Harvard Business Review Cover Story: Why Diversity Programs Fail -- And What Works Better
Frank Dobbin received his B.A. from Oberlin College in 1980 and his Ph.D. from Stanford University in 1987. Dobbin studies organizations, inequality, economic behavior, and public policy. His Inventing Equal Opportunity (Princeton 2009) shows how corporate personnel managers defined what it meant to discriminate. With Alexandra Kalev, he is developing an evidence-based approach to diversity management. Innovations that make managers part of the solution, such as mentoring programs, diversity taskforces, and special recruitment programs, have helped to promote diversity in firms, while programs signaling that managers are part of the problem, such as diversity training and diversity performance evaluations, have not. These findings have been covered by The New York Times, The Washington Post, The Boston Globe, Le Monde, CNN, National Public Radio, Fast Company, and Slate.

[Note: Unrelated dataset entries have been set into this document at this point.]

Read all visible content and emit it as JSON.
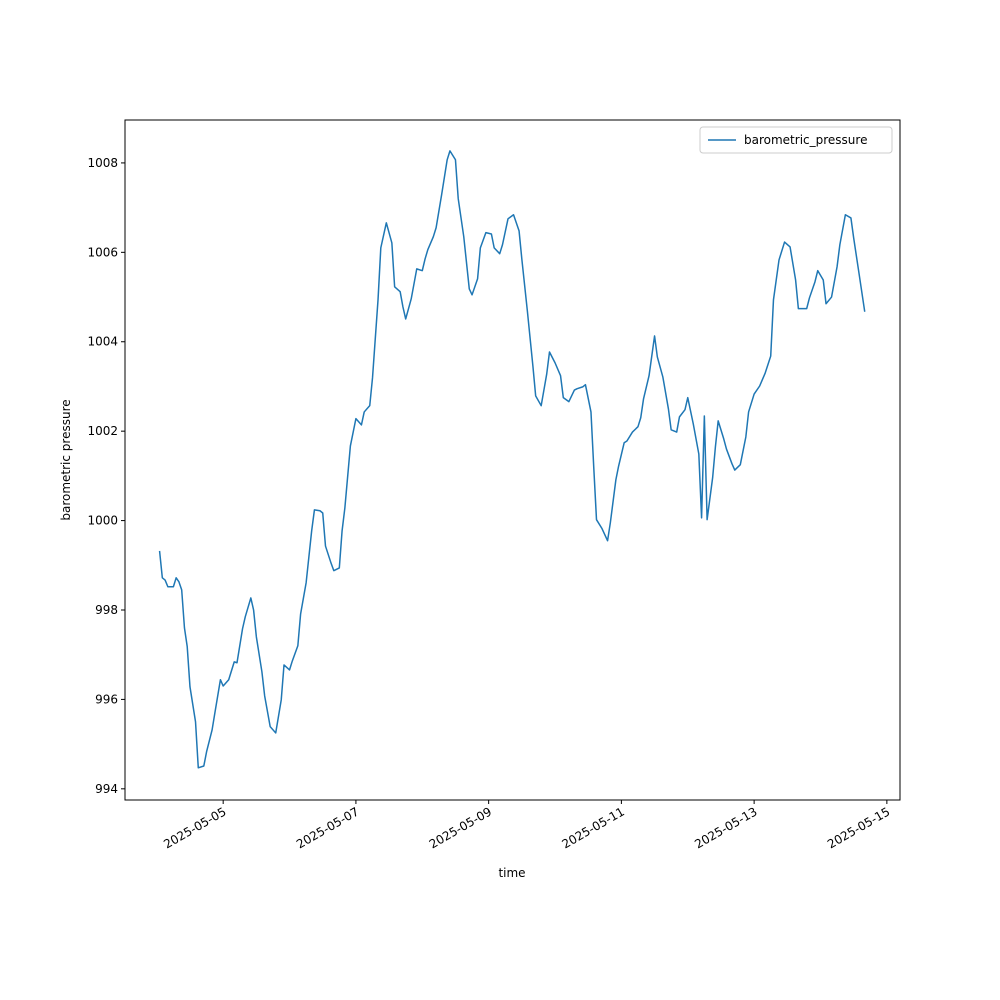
{
  "chart_data": {
    "type": "line",
    "x_label": "time",
    "y_label": "barometric pressure",
    "x": [
      "2025-05-04T01:00",
      "2025-05-04T02:00",
      "2025-05-04T03:00",
      "2025-05-04T04:00",
      "2025-05-04T06:00",
      "2025-05-04T07:00",
      "2025-05-04T08:00",
      "2025-05-04T09:00",
      "2025-05-04T10:00",
      "2025-05-04T11:00",
      "2025-05-04T12:00",
      "2025-05-04T14:00",
      "2025-05-04T15:00",
      "2025-05-04T17:00",
      "2025-05-04T18:00",
      "2025-05-04T20:00",
      "2025-05-04T21:00",
      "2025-05-04T23:00",
      "2025-05-05T00:00",
      "2025-05-05T02:00",
      "2025-05-05T04:00",
      "2025-05-05T05:00",
      "2025-05-05T07:00",
      "2025-05-05T08:00",
      "2025-05-05T10:00",
      "2025-05-05T11:00",
      "2025-05-05T12:00",
      "2025-05-05T14:00",
      "2025-05-05T15:00",
      "2025-05-05T17:00",
      "2025-05-05T19:00",
      "2025-05-05T21:00",
      "2025-05-05T22:00",
      "2025-05-06T00:00",
      "2025-05-06T01:00",
      "2025-05-06T03:00",
      "2025-05-06T04:00",
      "2025-05-06T06:00",
      "2025-05-06T08:00",
      "2025-05-06T09:00",
      "2025-05-06T11:00",
      "2025-05-06T12:00",
      "2025-05-06T13:00",
      "2025-05-06T15:00",
      "2025-05-06T16:00",
      "2025-05-06T18:00",
      "2025-05-06T19:00",
      "2025-05-06T20:00",
      "2025-05-06T22:00",
      "2025-05-07T00:00",
      "2025-05-07T02:00",
      "2025-05-07T03:00",
      "2025-05-07T05:00",
      "2025-05-07T06:00",
      "2025-05-07T08:00",
      "2025-05-07T09:00",
      "2025-05-07T11:00",
      "2025-05-07T13:00",
      "2025-05-07T14:00",
      "2025-05-07T16:00",
      "2025-05-07T17:00",
      "2025-05-07T18:00",
      "2025-05-07T20:00",
      "2025-05-07T22:00",
      "2025-05-08T00:00",
      "2025-05-08T01:00",
      "2025-05-08T02:00",
      "2025-05-08T04:00",
      "2025-05-08T05:00",
      "2025-05-08T07:00",
      "2025-05-08T09:00",
      "2025-05-08T10:00",
      "2025-05-08T12:00",
      "2025-05-08T13:00",
      "2025-05-08T15:00",
      "2025-05-08T17:00",
      "2025-05-08T18:00",
      "2025-05-08T20:00",
      "2025-05-08T21:00",
      "2025-05-08T23:00",
      "2025-05-09T01:00",
      "2025-05-09T02:00",
      "2025-05-09T04:00",
      "2025-05-09T05:00",
      "2025-05-09T07:00",
      "2025-05-09T09:00",
      "2025-05-09T11:00",
      "2025-05-09T12:00",
      "2025-05-09T14:00",
      "2025-05-09T16:00",
      "2025-05-09T17:00",
      "2025-05-09T19:00",
      "2025-05-09T21:00",
      "2025-05-09T22:00",
      "2025-05-10T00:00",
      "2025-05-10T02:00",
      "2025-05-10T03:00",
      "2025-05-10T05:00",
      "2025-05-10T07:00",
      "2025-05-10T08:00",
      "2025-05-10T10:00",
      "2025-05-10T11:00",
      "2025-05-10T13:00",
      "2025-05-10T14:00",
      "2025-05-10T15:00",
      "2025-05-10T17:00",
      "2025-05-10T19:00",
      "2025-05-10T20:00",
      "2025-05-10T22:00",
      "2025-05-10T23:00",
      "2025-05-11T01:00",
      "2025-05-11T02:00",
      "2025-05-11T04:00",
      "2025-05-11T06:00",
      "2025-05-11T07:00",
      "2025-05-11T08:00",
      "2025-05-11T10:00",
      "2025-05-11T12:00",
      "2025-05-11T13:00",
      "2025-05-11T15:00",
      "2025-05-11T17:00",
      "2025-05-11T18:00",
      "2025-05-11T20:00",
      "2025-05-11T21:00",
      "2025-05-11T23:00",
      "2025-05-12T00:00",
      "2025-05-12T02:00",
      "2025-05-12T04:00",
      "2025-05-12T05:00",
      "2025-05-12T06:00",
      "2025-05-12T07:00",
      "2025-05-12T09:00",
      "2025-05-12T10:00",
      "2025-05-12T11:00",
      "2025-05-12T13:00",
      "2025-05-12T14:00",
      "2025-05-12T16:00",
      "2025-05-12T17:00",
      "2025-05-12T19:00",
      "2025-05-12T21:00",
      "2025-05-12T22:00",
      "2025-05-13T00:00",
      "2025-05-13T02:00",
      "2025-05-13T04:00",
      "2025-05-13T06:00",
      "2025-05-13T07:00",
      "2025-05-13T09:00",
      "2025-05-13T11:00",
      "2025-05-13T13:00",
      "2025-05-13T15:00",
      "2025-05-13T16:00",
      "2025-05-13T17:00",
      "2025-05-13T19:00",
      "2025-05-13T20:00",
      "2025-05-13T22:00",
      "2025-05-13T23:00",
      "2025-05-14T01:00",
      "2025-05-14T02:00",
      "2025-05-14T04:00",
      "2025-05-14T06:00",
      "2025-05-14T07:00",
      "2025-05-14T09:00",
      "2025-05-14T11:00",
      "2025-05-14T12:00",
      "2025-05-14T14:00",
      "2025-05-14T16:00"
    ],
    "series": [
      {
        "name": "barometric_pressure",
        "color": "#1f77b4",
        "values": [
          999.32,
          998.72,
          998.67,
          998.52,
          998.52,
          998.72,
          998.63,
          998.45,
          997.6,
          997.18,
          996.28,
          995.5,
          994.47,
          994.51,
          994.83,
          995.32,
          995.7,
          996.44,
          996.3,
          996.44,
          996.84,
          996.82,
          997.58,
          997.85,
          998.27,
          998.0,
          997.4,
          996.62,
          996.08,
          995.39,
          995.25,
          995.99,
          996.77,
          996.66,
          996.86,
          997.2,
          997.91,
          998.61,
          999.77,
          1000.24,
          1000.22,
          1000.17,
          999.43,
          999.05,
          998.88,
          998.94,
          999.77,
          1000.28,
          1001.67,
          1002.28,
          1002.14,
          1002.43,
          1002.57,
          1003.19,
          1004.94,
          1006.1,
          1006.66,
          1006.21,
          1005.23,
          1005.12,
          1004.78,
          1004.51,
          1004.96,
          1005.63,
          1005.59,
          1005.85,
          1006.06,
          1006.35,
          1006.55,
          1007.29,
          1008.07,
          1008.27,
          1008.07,
          1007.2,
          1006.35,
          1005.18,
          1005.05,
          1005.41,
          1006.1,
          1006.44,
          1006.41,
          1006.1,
          1005.97,
          1006.17,
          1006.75,
          1006.84,
          1006.48,
          1005.85,
          1004.69,
          1003.46,
          1002.79,
          1002.57,
          1003.28,
          1003.77,
          1003.53,
          1003.24,
          1002.75,
          1002.66,
          1002.92,
          1002.95,
          1002.99,
          1003.04,
          1002.43,
          1001.2,
          1000.02,
          999.82,
          999.55,
          999.95,
          1000.91,
          1001.22,
          1001.74,
          1001.78,
          1001.98,
          1002.1,
          1002.3,
          1002.72,
          1003.24,
          1004.13,
          1003.66,
          1003.21,
          1002.5,
          1002.03,
          1001.98,
          1002.32,
          1002.48,
          1002.75,
          1002.16,
          1001.49,
          1000.06,
          1002.34,
          1000.02,
          1000.96,
          1001.65,
          1002.23,
          1001.83,
          1001.6,
          1001.27,
          1001.13,
          1001.25,
          1001.87,
          1002.43,
          1002.83,
          1003.01,
          1003.3,
          1003.68,
          1004.94,
          1005.83,
          1006.23,
          1006.12,
          1005.38,
          1004.74,
          1004.74,
          1004.74,
          1004.98,
          1005.34,
          1005.59,
          1005.38,
          1004.85,
          1005.0,
          1005.68,
          1006.17,
          1006.84,
          1006.77,
          1006.32,
          1005.5,
          1004.67
        ]
      }
    ],
    "xlim": [
      "2025-05-03T12:30",
      "2025-05-15T04:45"
    ],
    "xticks": [
      "2025-05-05",
      "2025-05-07",
      "2025-05-09",
      "2025-05-11",
      "2025-05-13",
      "2025-05-15"
    ],
    "ylim": [
      993.75,
      1008.96
    ],
    "yticks": [
      994,
      996,
      998,
      1000,
      1002,
      1004,
      1006,
      1008
    ],
    "legend": "upper right",
    "grid": false
  }
}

Professor Dobbin's work in economic sociology generally is both historical and contemporary. His Forging Industrial Policy: United States, Britain, and France in the Railway Age (Cambridge 1994), traces nations' modern industrial strategies to early differences in their political systems. The New Economic Sociology: A Reader (Princeton 2004) assembles classics in economic sociology. The Sociology of the Economy (Russell Sage 2004) compiles research in economic sociology from leading scholars. The Global Diffusion of Markets and Democracy (Cambridge 2008) explores the rise of neoliberal policies in the post-war period. Stanford's Organization Theory Renaissance, 1970-2000 (Emerald 2010) is a modern-day Rashomon about the revival of organizational studies in Palo Alto after 1970.
Professor Dobbin is chair of the joint Arts & Sciences/Harvard Business School Organizational Behavior Ph.D. Program, director of the SCANCOR/Weatherhead Initiative in International Organizational Studies, and Co-Coordinator of the MIT-Harvard Economic Sociology Seminar.